Burlington angst stops road

Eric McGuinness - The Hamilton Spectator - June 28, 2003
Highway on hold until escarpment, growth concerns addressed

Transportation Minister Frank Klees has halted route planning for the controversial mid-peninsula highway under threat of a court challenge by Burlington and Halton.

Klees yesterday abandoned his attempt to limit environmental studies of the 130-kilometre corridor through Niagara, Hamilton and Halton.

At the same time he said he would restart the approval process after consulting further with the municipalities and other stakeholders.

It's a stunning -- if temporary -- victory for those who don't want a new road to slice through the Niagara Escarpment in Burlington.

It's a setback for Niagara and Hamilton politicians who say the mid-pen would speed cross-border traffic, spur economic growth and ease congestion on the Queen Elizabeth Way.

At issue are proposed terms of reference for an environmental assessment of the megaproject.

Critics say the terms are illegally narrow. As the public comment period on those terms came to an end a week ago, Burlington and Halton applied to have them reviewed by Ontario's Divisional Court.

A hearing on the application was headed off yesterday when Klees sent a letter to Environment Minister Jim Wilson withdrawing the terms.

Burlington Mayor Rob MacIsaac said he hoped the withdrawal "signals an opportunity for the ministry to meaningfully address the concerns we have been raising for some time. MacIsaac said his city is willing to work with the ministry, Hamilton and Niagara "to find an expeditious way of moving forward."

Klees spokesman Brian Kelcey said: "The government remains committed to moving ahead with the highway. This is not a withdrawal of the project." He said the terms would be rewritten and resubmitted within "weeks, not months."
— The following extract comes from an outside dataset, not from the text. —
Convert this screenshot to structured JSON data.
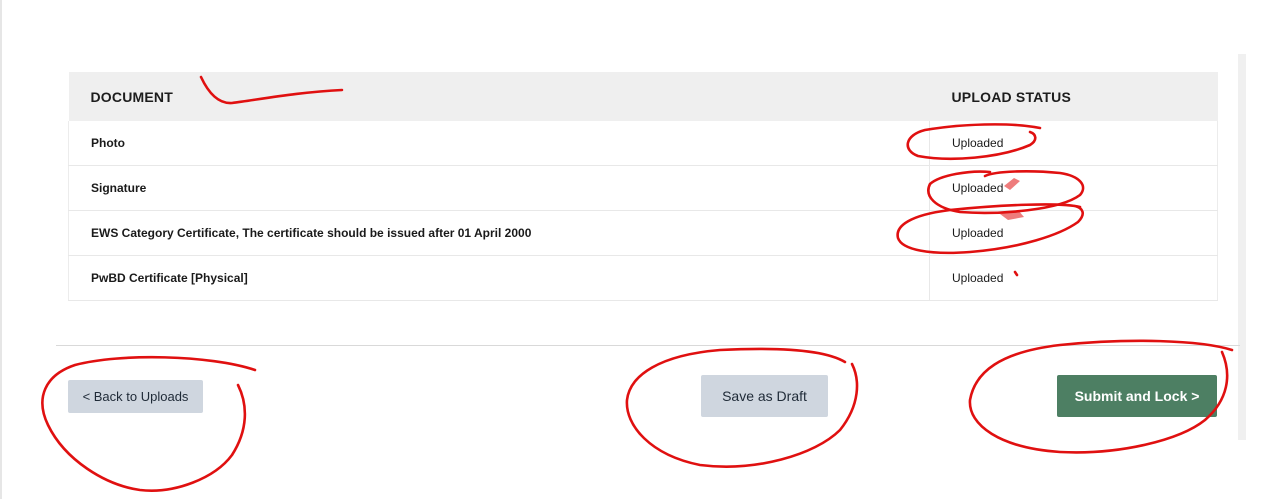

Kelcey said the new terms would include changes negotiated with Burlington before the court challenge and would "more accurately clarify the sensitivity of our environmental assessment process."

The minister's adviser said the province is willing to go to court if necessary, but doesn't want to do so "without being absolutely certain the residents of Burlington and everyone else who, in our view, would be beneficiaries of the highway, are certain of how flexible the terms can be."

Burlington MPP Cam Jackson, who clashed with Klees over the mid-pen in the legislature last week, said he was encouraged "the minister listened to my advice and listened to the concerns of our city and region."

Jackson said he wants the assessment split so the route from Fort Erie to Hamilton is evaluated separately from the section through Halton, adding that "in no way should it cut through the escarpment."

The MPP also noted the Divisional Court last week struck down sections of provincial law allowing the environment ministry to limit the scope of an assessment as the transportation ministry was asking it to do on the mid-peninsula highway.

Jason Thorne of Coalition on the Niagara Escarpment said he thinks the court ruling may have been a key factor in the decision to withdraw.

In any event, he said, the withdrawal shows Burlington and Halton were on the right track.

Thorne said he hoped Klees would now broaden terms of the assessment, as mid-pen critics have been asking for a year.

Sue McMaster of Citizens Opposed to Paving the Escarpment also wants the terms widened.

She said the ministry was wrong to seek an assessment that excludes the issue of need for a new highway and possible alternatives.

She also said: "We are looking for the minister now to come clean on the toll issue and to listen, actually listen, to our concerns."

Stoney Creek MP and Labour Minister Brad Clark said he'd "rather see a six- to 10-week delay now than have a protracted fight with Burlington on an environmental assessment.

"I believe we can come to a resolution with Burlington in that regard."